所以寧可睡去不愿醒來,寧可腫脹不愿清醒。

2012年7月11日

今天陽光普照,白燦燦,遠方仍有沙塵。傍晚將去畫阿不都?克里木,他將在陽光中被畫,其實昨天就有了陽光,老頭阿斯木就畫在了陽光里。趕上陽光畫陽光,趕上沙塵畫沙塵。

昨天半路還碰了幾個中年人在泥河中游泳。他們都是中年的胖肚子了,他們從小就在一起,到今天仍然是一個接一個的往泥河里跳躍,長大了,有的采玉,有的倒玉,有的仍然貧窮,有的已經暴發(fā),但仍然童趣未改,一個接一個往河里扎,河水是昆侖山上的冰雪,冰涼刺骨,沿途炎熱的沙漠戈壁一點也改變不了它的冰涼。

他們長得很像徐悲鴻《愚公移山》里的胖子們。

當晚十點,畫完老頭阿斯木,上車回家,車到橋頭,橋頭又被新的鎖鏈鎖住了。半天才請來開鎖人。到城里維族夜市吃飯,吃羊頭肉,牛肚子。維族席地而坐,在城市燈光中一派游牧氣息,只因夜景太黑無法拍攝,要是支上畫架畫上幾筆那就太過癮了。

漢族的夜市在另一角落,他們幾乎挨著但無人穿越,漢人抽煙喝酒吃肉串,維族喝水吃肉不抽煙。警車們在街口辛苦地守護著這一片祥和的吃喝場面。

2012年7月12日

昨夜狂風大作,無夢中驚醒,狂風沿著空調管道吹出刺耳的哨聲,有時還吹成女鬼敲門的聲音。我一夜未眠,翻來覆去胡思亂想,擔心這肆虐的狂風是否已經撕碎我那戈壁灘上的畫棚,是否已經被撕碎的作品散落在河壩上無法拾回,即使撿回所有碎片,是應該展出這些碎片還是應該重畫,是在狂風的戈壁上繼續(xù)畫畫,還是搬回烏魯木齊的室內繼續(xù)完成未完成的畫作。

這是個大問題。

如果遵循自然偶發(fā)的藝術原則,我應該展出這些碎片,如果遵循僅用繪畫形式與這個世界談談的愿望那我應該不管室內室外,只要完成畫作就好。
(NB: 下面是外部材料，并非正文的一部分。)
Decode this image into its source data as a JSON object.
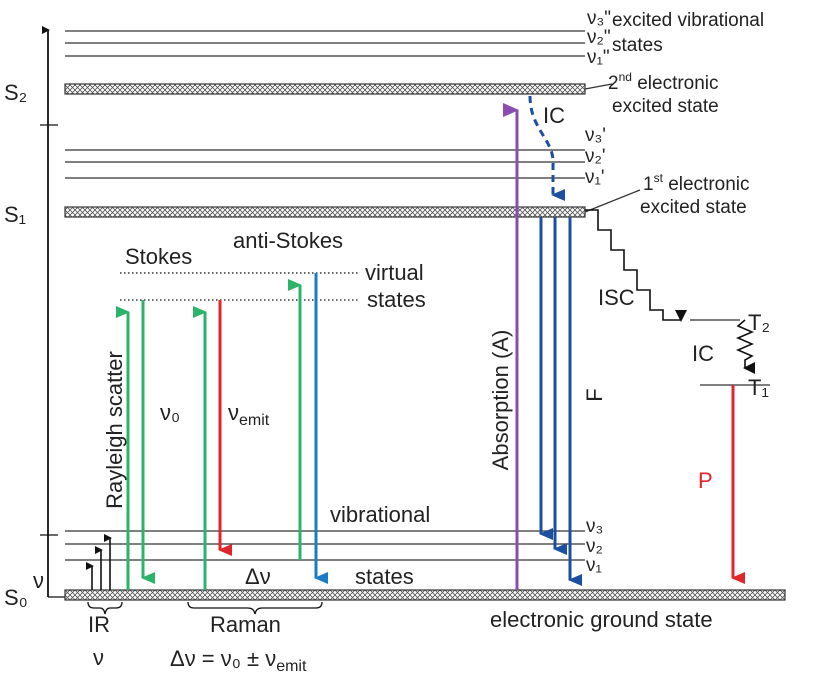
{
  "singlets": {
    "s0": "S₀",
    "s1": "S₁",
    "s2": "S₂"
  },
  "s2_vibrational": {
    "levels": [
      "ν₃\"",
      "ν₂\"",
      "ν₁\""
    ],
    "label": [
      "excited vibrational",
      "states"
    ]
  },
  "s2_label": {
    "ordinal": "2",
    "suffix": "nd",
    "text": " electronic",
    "line2": "excited state"
  },
  "s1_vibrational": {
    "levels": [
      "ν₃'",
      "ν₂'",
      "ν₁'"
    ]
  },
  "s1_label": {
    "ordinal": "1",
    "suffix": "st",
    "text": " electronic",
    "line2": "excited state"
  },
  "ground": {
    "levels": [
      "ν₃",
      "ν₂",
      "ν₁"
    ],
    "label": "electronic ground state",
    "vibrational": [
      "vibrational",
      "states"
    ]
  },
  "scattering": {
    "stokes": "Stokes",
    "anti_stokes": "anti-Stokes",
    "virtual": [
      "virtual",
      "states"
    ],
    "rayleigh": "Rayleigh scatter",
    "nu0": "ν₀",
    "nu_emit": {
      "symbol": "ν",
      "sub": "emit"
    },
    "delta_nu": "Δν"
  },
  "ir": {
    "nu": "ν",
    "label": "IR",
    "nu2": "ν"
  },
  "raman": {
    "label": "Raman",
    "formula": "Δν = ν₀ ± ν",
    "formula_sub": "emit"
  },
  "transitions": {
    "ic_upper": "IC",
    "absorption": "Absorption (A)",
    "fluorescence": "F",
    "isc": "ISC",
    "ic_triplet": "IC",
    "phosphorescence": "P"
  },
  "triplets": {
    "t2": "T₂",
    "t1": "T₁"
  }
}
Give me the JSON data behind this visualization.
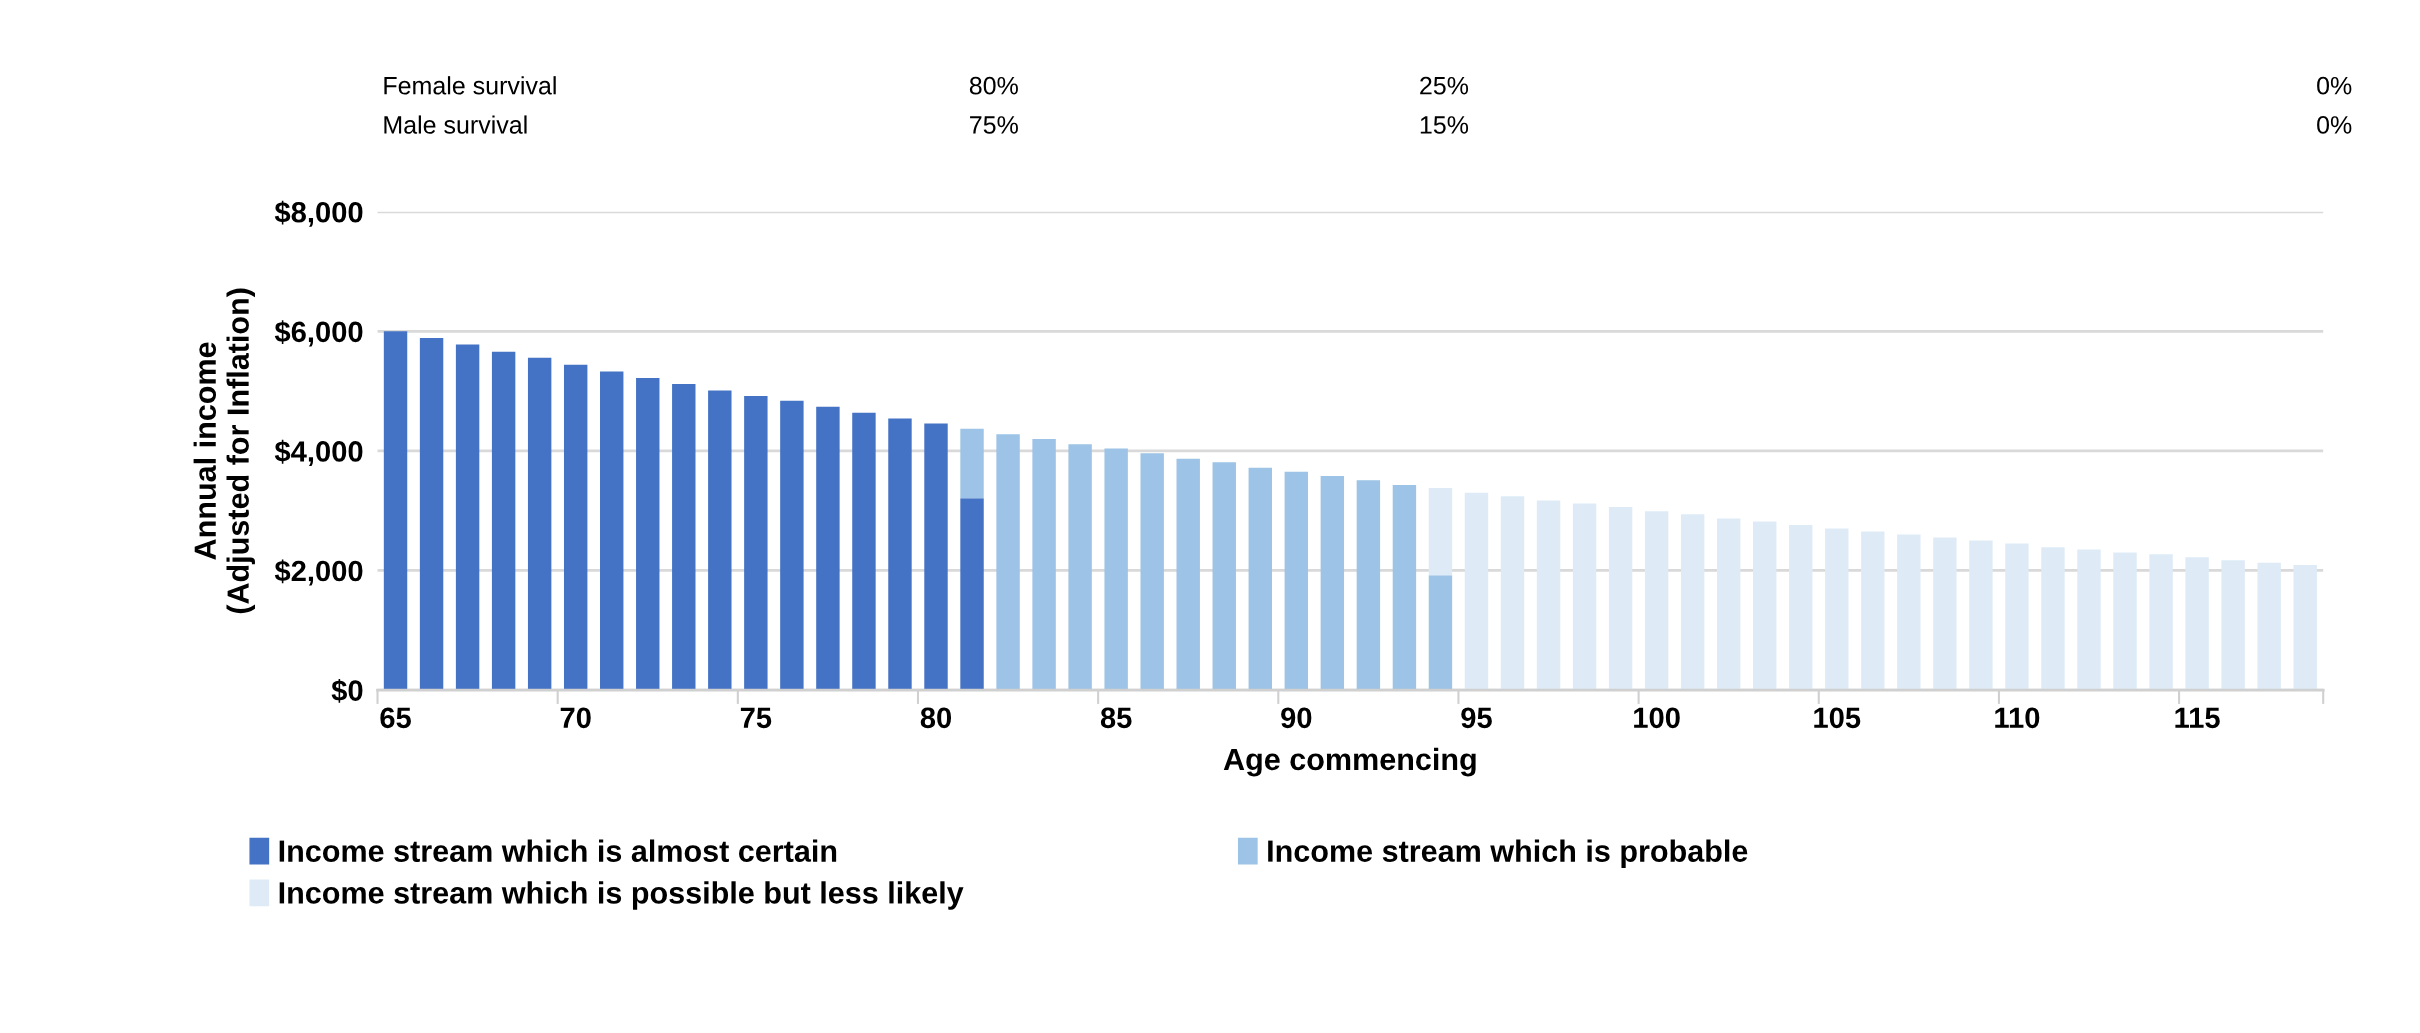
{
  "chart_data": {
    "type": "bar",
    "stacked": true,
    "xlabel": "Age commencing",
    "ylabel": "Annual income\n(Adjusted for Inflation)",
    "categories": [
      "65",
      null,
      null,
      null,
      null,
      "70",
      null,
      null,
      null,
      null,
      "75",
      null,
      null,
      null,
      null,
      "80",
      null,
      null,
      null,
      null,
      "85",
      null,
      null,
      null,
      null,
      "90",
      null,
      null,
      null,
      null,
      "95",
      null,
      null,
      null,
      null,
      "100",
      null,
      null,
      null,
      null,
      "105",
      null,
      null,
      null,
      null,
      "110",
      null,
      null,
      null,
      null,
      "115",
      null,
      null,
      null
    ],
    "series": [
      {
        "name": "Income stream which is almost certain",
        "color": "#4472c4",
        "values": [
          6000,
          5890,
          5780,
          5660,
          5560,
          5440,
          5330,
          5220,
          5120,
          5010,
          4920,
          4840,
          4740,
          4640,
          4540,
          4460,
          3210,
          null,
          null,
          null,
          null,
          null,
          null,
          null,
          null,
          null,
          null,
          null,
          null,
          null,
          null,
          null,
          null,
          null,
          null,
          null,
          null,
          null,
          null,
          null,
          null,
          null,
          null,
          null,
          null,
          null,
          null,
          null,
          null,
          null,
          null,
          null,
          null,
          null
        ]
      },
      {
        "name": "Income stream which is probable",
        "color": "#9dc3e6",
        "values": [
          null,
          null,
          null,
          null,
          null,
          null,
          null,
          null,
          null,
          null,
          null,
          null,
          null,
          null,
          null,
          null,
          1160,
          4280,
          4200,
          4110,
          4040,
          3960,
          3870,
          3810,
          3720,
          3650,
          3580,
          3510,
          3430,
          1920,
          null,
          null,
          null,
          null,
          null,
          null,
          null,
          null,
          null,
          null,
          null,
          null,
          null,
          null,
          null,
          null,
          null,
          null,
          null,
          null,
          null,
          null,
          null,
          null
        ]
      },
      {
        "name": "Income stream which is possible but less likely",
        "color": "#deebf7",
        "values": [
          null,
          null,
          null,
          null,
          null,
          null,
          null,
          null,
          null,
          null,
          null,
          null,
          null,
          null,
          null,
          null,
          null,
          null,
          null,
          null,
          null,
          null,
          null,
          null,
          null,
          null,
          null,
          null,
          null,
          1460,
          3300,
          3240,
          3170,
          3120,
          3060,
          2990,
          2940,
          2870,
          2820,
          2760,
          2700,
          2650,
          2600,
          2550,
          2500,
          2450,
          2390,
          2350,
          2300,
          2270,
          2220,
          2170,
          2130,
          2090
        ]
      }
    ],
    "ylim": [
      0,
      8000
    ],
    "yticks": [
      {
        "value": 0,
        "label": "$0"
      },
      {
        "value": 2000,
        "label": "$2,000"
      },
      {
        "value": 4000,
        "label": "$4,000"
      },
      {
        "value": 6000,
        "label": "$6,000"
      },
      {
        "value": 8000,
        "label": "$8,000"
      }
    ],
    "grid": "y",
    "legend": "bottom",
    "annotations": [
      "Female survival",
      "80%",
      "25%",
      "0%",
      "Male survival",
      "75%",
      "15%",
      "0%"
    ]
  }
}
這幾乎是To be or not to be 的大問題。

失眠中的我總是把問題復雜化,小事放大,大到無法逾越的坎,糾纏不已,天亮了,都是小事兒。慢慢迷糊入睡,這時又有服務員大吵小鬧地在樓道里挨屋收拾衛(wèi)生,驚起憤怒的我只穿內褲沖出房間大叫“你們在干嗎,我還在睡覺”,她們嘴里道歉,眼睛上下打量著我這中年發(fā)福的臭皮囊。

一夜狂風退去,漫天黃土,傍晚我們急著趕往閘口畫畫現(xiàn)場,楊波攝影組拍了一天的摔跤比賽,還沒吃飯,司機阿布也累的東倒西歪,路上買幾個烤包子就又馬不停蹄的趕到了現(xiàn)場。那頂帳棚——我的畫棚,依然站在那片廢墟般的河套中!打開帳棚全是黃沙,畫面撲滿了黃土,我該如何是好。幸運的是這里干燥的空氣使油彩干的很快,上面的黃土還是能打掉一些的。

刮掉調色板上的一層黃土,我開始畫肉孜?買買提,我們叫他喬丹,他的朋友們叫他奧巴馬。他說昨天他還在他家院子里挖到了一個雞蛋大的玉,賣了兩萬五千元。

我們加固了畫棚,即使如此我已暗下決定離開這黃沙漫天的地方,這里實在無法再畫下去了。